20/06/2026 15:58 - Politica
Acto oficial en el Monumento a la Bandera de Rosario con autoridades políticas, banderas argentinas y la torre emblemática de fondo
Am 20. Juni 2026 fand in Rosario – der drittgrößten Stadt Argentiniens, etwa 300 km nordwestlich von Buenos Aires am Paraná-Fluss gelegen – der offizielle Gedenkakt zum 206. Todestag von Manuel Belgrano statt. Das Ereignis entlarvte die tiefen Spannungen innerhalb der nationalen Regierung.
Während Javier Milei – der liberale Ökonom und aktuelle Präsident Argentiniens – Mitglieder seines Kabinetts und Sprecher Manuel Adorni mit Umarmungen begrüßte, vermied er jeden Kontakt mit seiner Vizepräsidentin Victoria Villarruel. Sie war auf Einladung des Gouverneurs Maximiliano Pullaro angereist, nicht als Teil der offiziellen Delegation.

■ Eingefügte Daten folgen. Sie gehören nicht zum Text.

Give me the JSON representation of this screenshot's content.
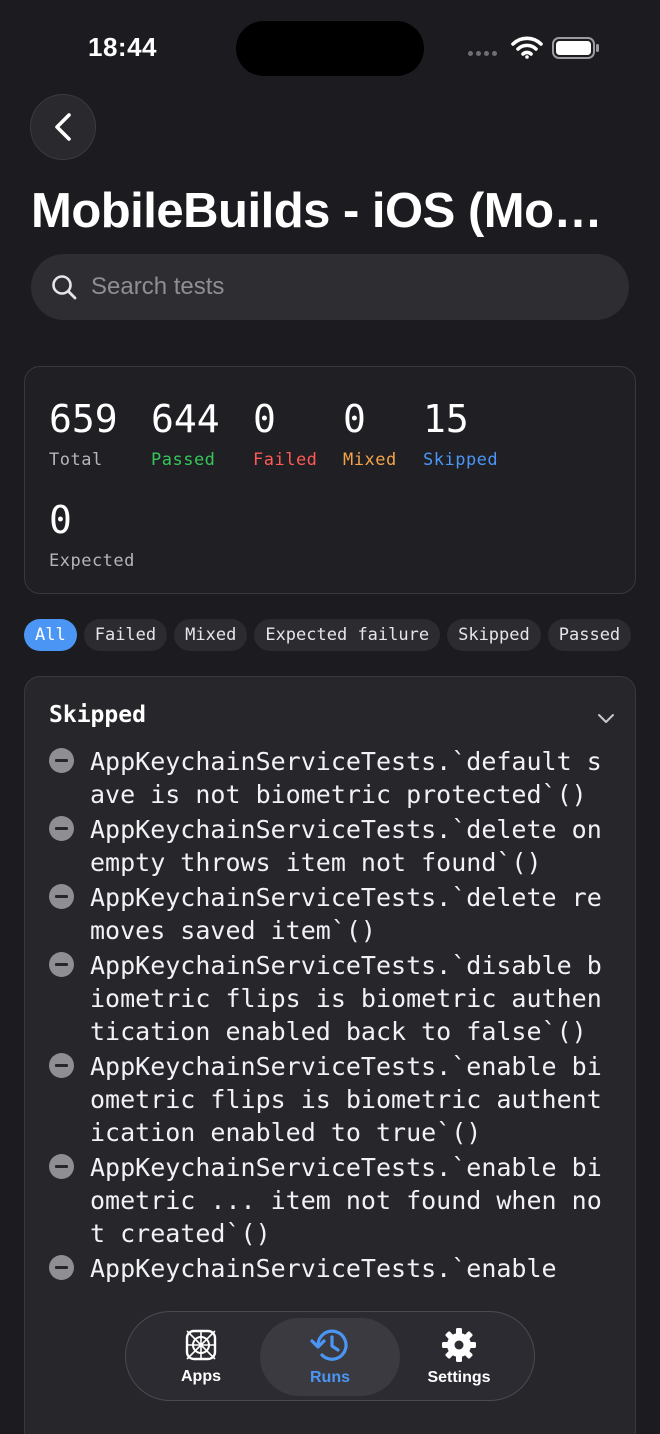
{
  "status_bar": {
    "time": "18:44"
  },
  "header": {
    "title": "MobileBuilds - iOS (MobileBuilds)"
  },
  "search": {
    "placeholder": "Search tests",
    "value": ""
  },
  "summary": [
    {
      "value": "659",
      "label": "Total",
      "color": "#b5b5ba"
    },
    {
      "value": "644",
      "label": "Passed",
      "color": "#34c759"
    },
    {
      "value": "0",
      "label": "Failed",
      "color": "#ff5a55"
    },
    {
      "value": "0",
      "label": "Mixed",
      "color": "#f5a44a"
    },
    {
      "value": "15",
      "label": "Skipped",
      "color": "#4b96f5"
    },
    {
      "value": "0",
      "label": "Expected",
      "color": "#b5b5ba"
    }
  ],
  "filters": {
    "selected": "All",
    "items": [
      "All",
      "Failed",
      "Mixed",
      "Expected failure",
      "Skipped",
      "Passed"
    ]
  },
  "section": {
    "title": "Skipped",
    "tests": [
      "AppKeychainServiceTests.`default save is not biometric protected`()",
      "AppKeychainServiceTests.`delete on empty throws item not found`()",
      "AppKeychainServiceTests.`delete removes saved item`()",
      "AppKeychainServiceTests.`disable biometric flips is biometric authentication enabled back to false`()",
      "AppKeychainServiceTests.`enable biometric flips is biometric authentication enabled to true`()",
      "AppKeychainServiceTests.`enable biometric ... item not found when not created`()",
      "AppKeychainServiceTests.`enable"
    ]
  },
  "tabbar": {
    "items": [
      {
        "label": "Apps",
        "icon": "apps-icon"
      },
      {
        "label": "Runs",
        "icon": "runs-history-icon"
      },
      {
        "label": "Settings",
        "icon": "gear-icon"
      }
    ],
    "active": "Runs",
    "active_color": "#4b96f5"
  }
}
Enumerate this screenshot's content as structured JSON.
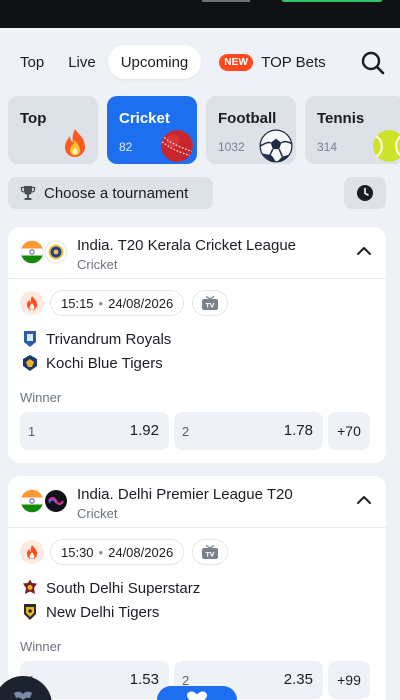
{
  "colors": {
    "accent": "#1e6ff0",
    "new_badge": "#ff4a1c",
    "background": "#eef1f5",
    "card": "#ffffff"
  },
  "tabs": [
    {
      "label": "Top",
      "active": false
    },
    {
      "label": "Live",
      "active": false
    },
    {
      "label": "Upcoming",
      "active": true
    },
    {
      "label": "TOP Bets",
      "badge": "NEW",
      "active": false
    }
  ],
  "search": {
    "icon": "search-icon"
  },
  "sports": [
    {
      "name": "Top",
      "count": "",
      "icon": "fire-icon"
    },
    {
      "name": "Cricket",
      "count": "82",
      "icon": "cricket-ball-icon",
      "active": true
    },
    {
      "name": "Football",
      "count": "1032",
      "icon": "football-icon"
    },
    {
      "name": "Tennis",
      "count": "314",
      "icon": "tennis-ball-icon"
    }
  ],
  "tournament": {
    "label": "Choose a tournament",
    "icon": "trophy-icon"
  },
  "time_filter": {
    "icon": "clock-icon"
  },
  "events": [
    {
      "league": "India. T20 Kerala Cricket League",
      "sport": "Cricket",
      "time": "15:15",
      "date": "24/08/2026",
      "team1": "Trivandrum Royals",
      "team2": "Kochi Blue Tigers",
      "market": "Winner",
      "odds": [
        {
          "label": "1",
          "value": "1.92"
        },
        {
          "label": "2",
          "value": "1.78"
        }
      ],
      "more": "+70"
    },
    {
      "league": "India. Delhi Premier League T20",
      "sport": "Cricket",
      "time": "15:30",
      "date": "24/08/2026",
      "team1": "South Delhi Superstarz",
      "team2": "New Delhi Tigers",
      "market": "Winner",
      "odds": [
        {
          "label": "1",
          "value": "1.53"
        },
        {
          "label": "2",
          "value": "2.35"
        }
      ],
      "more": "+99"
    }
  ]
}
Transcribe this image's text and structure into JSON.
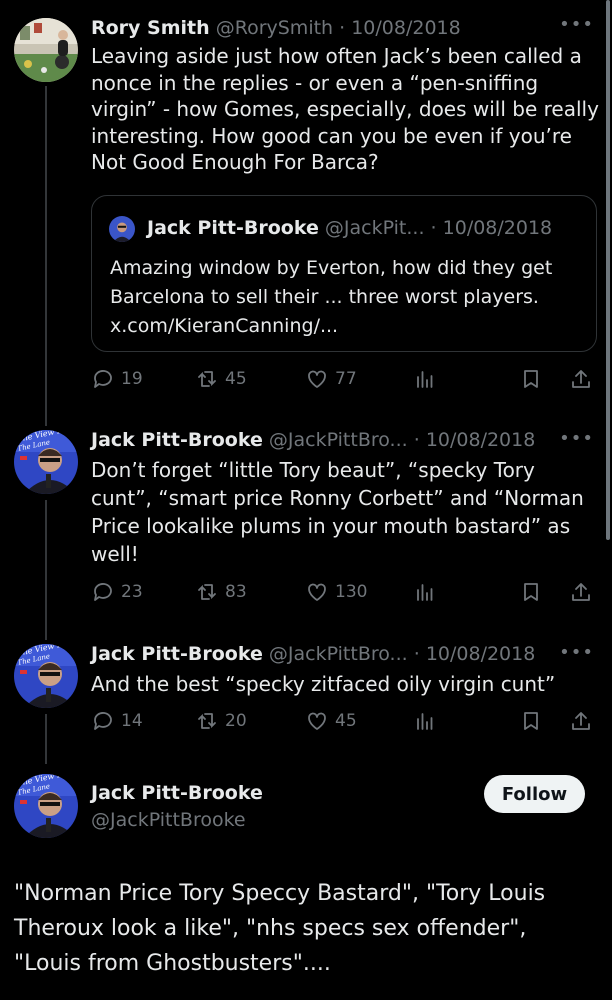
{
  "tweets": [
    {
      "name": "Rory Smith",
      "handle": "@RorySmith",
      "date": "10/08/2018",
      "lines": [
        "Leaving aside just how often Jack’s been called a",
        "nonce in the replies - or even a “pen-sniffing",
        "virgin” - how Gomes, especially, does will be really",
        "interesting. How good can you be even if you’re",
        "Not Good Enough For Barca?"
      ],
      "quote": {
        "name": "Jack Pitt-Brooke",
        "handle": "@JackPit...",
        "date": "10/08/2018",
        "lines": [
          "Amazing window by Everton, how did they get",
          "Barcelona to sell their ... three worst players.",
          "x.com/KieranCanning/..."
        ]
      },
      "replies": "19",
      "retweets": "45",
      "likes": "77"
    },
    {
      "name": "Jack Pitt-Brooke",
      "handle": "@JackPittBro...",
      "date": "10/08/2018",
      "lines": [
        "Don’t forget “little Tory beaut”, “specky Tory",
        "cunt”, “smart price Ronny Corbett” and “Norman",
        "Price lookalike plums in your mouth bastard” as",
        "well!"
      ],
      "replies": "23",
      "retweets": "83",
      "likes": "130"
    },
    {
      "name": "Jack Pitt-Brooke",
      "handle": "@JackPittBro...",
      "date": "10/08/2018",
      "lines": [
        "And the best “specky zitfaced oily virgin cunt”"
      ],
      "replies": "14",
      "retweets": "20",
      "likes": "45"
    }
  ],
  "main_tweet": {
    "name": "Jack Pitt-Brooke",
    "handle": "@JackPittBrooke",
    "follow_label": "Follow",
    "lines": [
      "\"Norman Price Tory Speccy Bastard\", \"Tory Louis",
      "Theroux look a like\", \"nhs specs sex offender\",",
      "\"Louis from Ghostbusters\"...."
    ]
  },
  "avatar_text": {
    "line1": "The View F",
    "line2": "The Lane"
  },
  "colors": {
    "background": "#000000",
    "text": "#e7e9ea",
    "muted": "#71767b",
    "border": "#2f3336",
    "follow_bg": "#eff3f4"
  },
  "icons": [
    "reply-icon",
    "retweet-icon",
    "like-icon",
    "views-icon",
    "bookmark-icon",
    "share-icon",
    "more-icon"
  ]
}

Der Día de la Bandera (Tag der Flagge) ist ein nationaler Feiertag in Argentinien, der jedes Jahr am 20. Juni begangen wird. Er erinnert an Manuel Belgrano (1770-1820), einen der wichtigsten Unabhängigkeitskämpfer und Schöpfer der blau-weißen Nationalflagge.
Belgrano erschuf die Flagge am 27. Februar 1812 in Rosario, während des Unabhängigkeitskrieges gegen Spanien. Er starb verarmt am 20. Juni 1820 in Buenos Aires – dem Staat schuldete er 18 Monatsgehälter.

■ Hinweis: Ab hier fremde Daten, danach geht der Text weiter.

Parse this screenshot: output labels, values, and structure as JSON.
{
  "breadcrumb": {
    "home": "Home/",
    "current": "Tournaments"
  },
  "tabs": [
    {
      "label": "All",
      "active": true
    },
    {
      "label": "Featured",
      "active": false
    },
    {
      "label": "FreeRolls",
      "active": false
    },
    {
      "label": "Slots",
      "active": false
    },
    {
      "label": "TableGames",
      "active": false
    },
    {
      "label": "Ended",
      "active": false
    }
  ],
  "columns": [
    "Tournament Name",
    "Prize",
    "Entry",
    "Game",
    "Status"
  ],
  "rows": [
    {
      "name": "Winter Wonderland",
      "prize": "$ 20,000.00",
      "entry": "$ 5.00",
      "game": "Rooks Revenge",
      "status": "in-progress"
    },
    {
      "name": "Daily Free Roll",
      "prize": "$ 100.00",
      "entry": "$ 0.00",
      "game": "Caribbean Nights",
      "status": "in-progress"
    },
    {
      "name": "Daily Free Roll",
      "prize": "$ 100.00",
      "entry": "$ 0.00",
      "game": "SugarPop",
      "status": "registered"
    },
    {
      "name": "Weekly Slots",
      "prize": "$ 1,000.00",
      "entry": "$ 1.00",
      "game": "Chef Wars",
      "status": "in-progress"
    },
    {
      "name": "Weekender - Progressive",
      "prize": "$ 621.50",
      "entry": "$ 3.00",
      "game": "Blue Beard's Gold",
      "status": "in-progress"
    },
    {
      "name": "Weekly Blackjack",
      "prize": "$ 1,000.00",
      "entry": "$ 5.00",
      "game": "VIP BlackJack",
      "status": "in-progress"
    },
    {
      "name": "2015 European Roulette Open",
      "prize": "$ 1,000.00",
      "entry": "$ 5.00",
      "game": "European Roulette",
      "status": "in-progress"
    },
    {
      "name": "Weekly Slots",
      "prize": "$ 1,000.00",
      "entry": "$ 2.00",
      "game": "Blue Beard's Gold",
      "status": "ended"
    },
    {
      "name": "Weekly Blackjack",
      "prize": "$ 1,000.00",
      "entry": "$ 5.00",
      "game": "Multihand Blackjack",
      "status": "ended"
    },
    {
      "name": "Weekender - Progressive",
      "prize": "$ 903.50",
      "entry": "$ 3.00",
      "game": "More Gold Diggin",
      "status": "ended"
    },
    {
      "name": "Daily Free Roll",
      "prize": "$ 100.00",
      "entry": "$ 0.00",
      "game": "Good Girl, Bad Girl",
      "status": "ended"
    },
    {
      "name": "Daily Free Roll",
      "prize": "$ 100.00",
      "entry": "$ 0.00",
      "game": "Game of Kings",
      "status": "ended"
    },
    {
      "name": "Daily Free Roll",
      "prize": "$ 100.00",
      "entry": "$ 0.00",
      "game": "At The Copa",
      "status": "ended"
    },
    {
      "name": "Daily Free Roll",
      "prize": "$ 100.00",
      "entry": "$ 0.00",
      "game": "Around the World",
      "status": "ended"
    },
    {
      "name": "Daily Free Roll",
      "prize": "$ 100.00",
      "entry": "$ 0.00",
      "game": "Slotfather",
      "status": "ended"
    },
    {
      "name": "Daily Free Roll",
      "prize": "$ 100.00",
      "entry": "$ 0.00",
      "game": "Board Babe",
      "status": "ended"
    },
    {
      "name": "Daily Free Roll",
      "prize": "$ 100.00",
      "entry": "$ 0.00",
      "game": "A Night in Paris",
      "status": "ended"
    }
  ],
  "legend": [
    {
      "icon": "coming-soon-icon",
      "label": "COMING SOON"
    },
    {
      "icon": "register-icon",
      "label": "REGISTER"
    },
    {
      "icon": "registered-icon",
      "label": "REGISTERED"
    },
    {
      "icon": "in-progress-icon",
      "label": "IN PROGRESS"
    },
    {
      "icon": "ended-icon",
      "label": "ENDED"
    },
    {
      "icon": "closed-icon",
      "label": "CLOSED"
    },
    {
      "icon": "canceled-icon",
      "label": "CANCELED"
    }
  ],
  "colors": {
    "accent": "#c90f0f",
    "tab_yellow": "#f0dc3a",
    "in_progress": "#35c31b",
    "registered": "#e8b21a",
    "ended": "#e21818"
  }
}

Die Vizepräsidentin verbarg ihre Kritik am Kabinettschef nicht: „Niemand steht mehr im Widerspruch zu Belgranos Werten als er“, erklärte sie mit Bezug auf Manuel Adorni. Dieser sieht sich einer Misstrauensmotion gegenüber, die bereits 120 der benötigten 129 Unterschriften im Senat erreicht hat.

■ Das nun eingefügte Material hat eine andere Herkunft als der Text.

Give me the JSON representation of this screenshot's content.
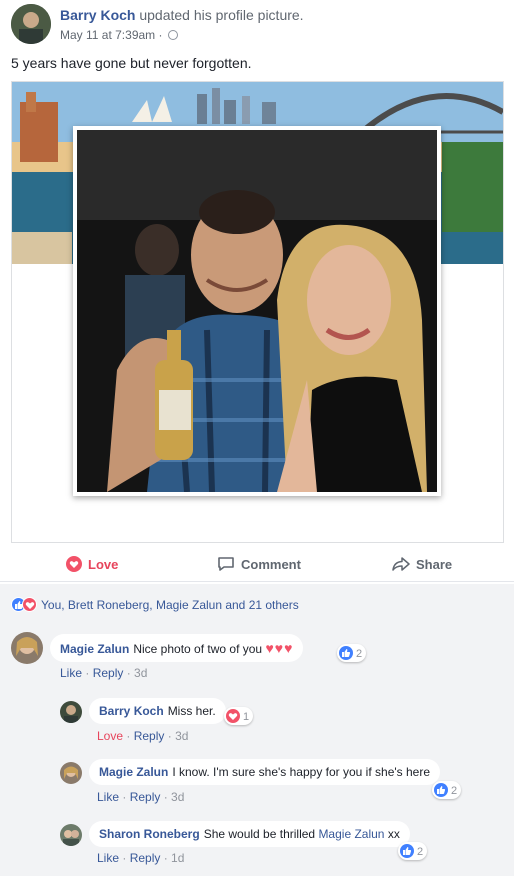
{
  "post": {
    "author": "Barry Koch",
    "action": "updated his profile picture.",
    "date": "May 11 at 7:39am",
    "separator": "·",
    "caption": "5 years have gone but never forgotten."
  },
  "actions": {
    "love": "Love",
    "comment": "Comment",
    "share": "Share"
  },
  "reactions_summary": "You, Brett Roneberg, Magie Zalun and 21 others",
  "comments": [
    {
      "name": "Magie Zalun",
      "text": "Nice photo of two of you",
      "emoji": "♥♥♥",
      "reaction_count": "2",
      "like": "Like",
      "reply": "Reply",
      "time": "3d"
    },
    {
      "name": "Barry Koch",
      "text": "Miss her.",
      "reaction_count": "1",
      "like": "Love",
      "reply": "Reply",
      "time": "3d"
    },
    {
      "name": "Magie Zalun",
      "text": "I know. I'm sure she's happy for you if she's here",
      "reaction_count": "2",
      "like": "Like",
      "reply": "Reply",
      "time": "3d"
    },
    {
      "name": "Sharon Roneberg",
      "text": "She would be thrilled",
      "mention": "Magie Zalun",
      "suffix": "xx",
      "reaction_count": "2",
      "like": "Like",
      "reply": "Reply",
      "time": "1d"
    }
  ],
  "colors": {
    "link": "#385898",
    "love": "#e7455c",
    "like": "#4080ff",
    "muted": "#90949c",
    "panel": "#f2f3f5"
  },
  "icons": [
    "globe-icon",
    "heart-icon",
    "comment-icon",
    "share-icon",
    "like-icon"
  ]
}
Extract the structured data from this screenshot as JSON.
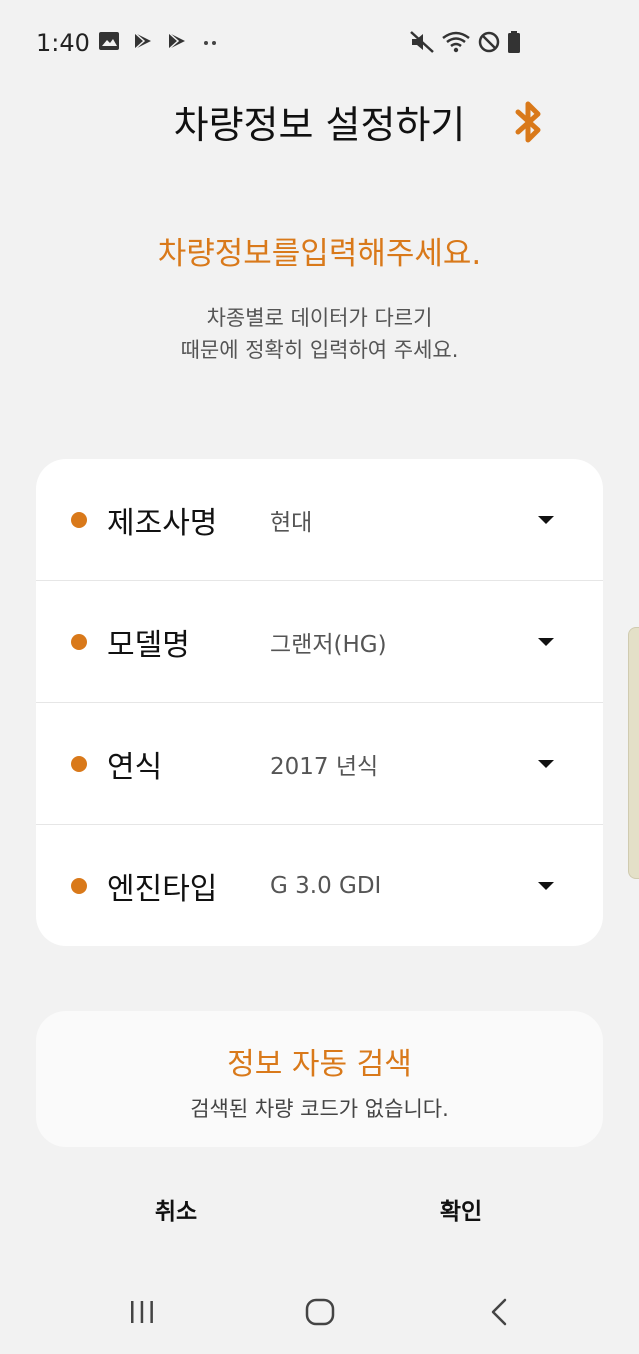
{
  "status_bar": {
    "time": "1:40",
    "left_icons": [
      "gallery-icon",
      "play-store-icon",
      "play-store-icon",
      "more-dots-icon"
    ],
    "right_icons": [
      "mute-icon",
      "wifi-icon",
      "do-not-disturb-icon",
      "battery-icon"
    ]
  },
  "header": {
    "title": "차량정보 설정하기",
    "icon": "bluetooth-icon"
  },
  "intro": {
    "headline": "차량정보를입력해주세요.",
    "line1": "차종별로 데이터가 다르기",
    "line2": "때문에 정확히 입력하여 주세요."
  },
  "form": {
    "rows": [
      {
        "label": "제조사명",
        "value": "현대"
      },
      {
        "label": "모델명",
        "value": "그랜저(HG)"
      },
      {
        "label": "연식",
        "value": "2017 년식"
      },
      {
        "label": "엔진타입",
        "value": "G 3.0 GDI"
      }
    ]
  },
  "auto_search": {
    "title": "정보 자동 검색",
    "subtitle": "검색된 차량 코드가 없습니다."
  },
  "actions": {
    "cancel": "취소",
    "confirm": "확인"
  },
  "nav_bar": {
    "icons": [
      "recent-apps-icon",
      "home-icon",
      "back-icon"
    ]
  },
  "colors": {
    "accent": "#d9791a",
    "background": "#f2f2f2",
    "card": "#ffffff"
  }
}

Der Skandal: Adorni gab zu, USD 500.000 in seiner Vermögensdeklaration verschwiegen zu haben. Sein Vermögen wuchs von $20 Millionen auf $944 Millionen – ein Anstieg von 775%.
| Ereignis | Details |
|---|---|
| Verfahren im Senat | 120 von 129 Unterschriften erreicht |
| Anhörung neu angesetzt | 25. Juni 2026 |
| Mögliche Aussage | 02. Juli 2026 |
Die Parteien PRO und UCR – traditionelle konservative Parteien in Argentinien – forderten Adornis Rücktritt. Milei hält jedoch zu seinem Vertrauten.
Das Monumento Nacional a la Bandera wurde nach Restaurierungsarbeiten mit einer Investition von über $4.000 Millionen (argentinische Pesos) wiedereröffnet. Das Wahrzeichen wurde am 20. Juni 1957 ursprünglich eingeweiht und ist das einzige Monument der Welt, das einer Nationalflagge gewidmet ist.
Der 70 Meter hohe Turm, entworfen von den Architekten Ángel Guido und Alejandro Bustillo, beherbergt in seiner Krypta die sterblichen Überreste Belgranos seit 1942.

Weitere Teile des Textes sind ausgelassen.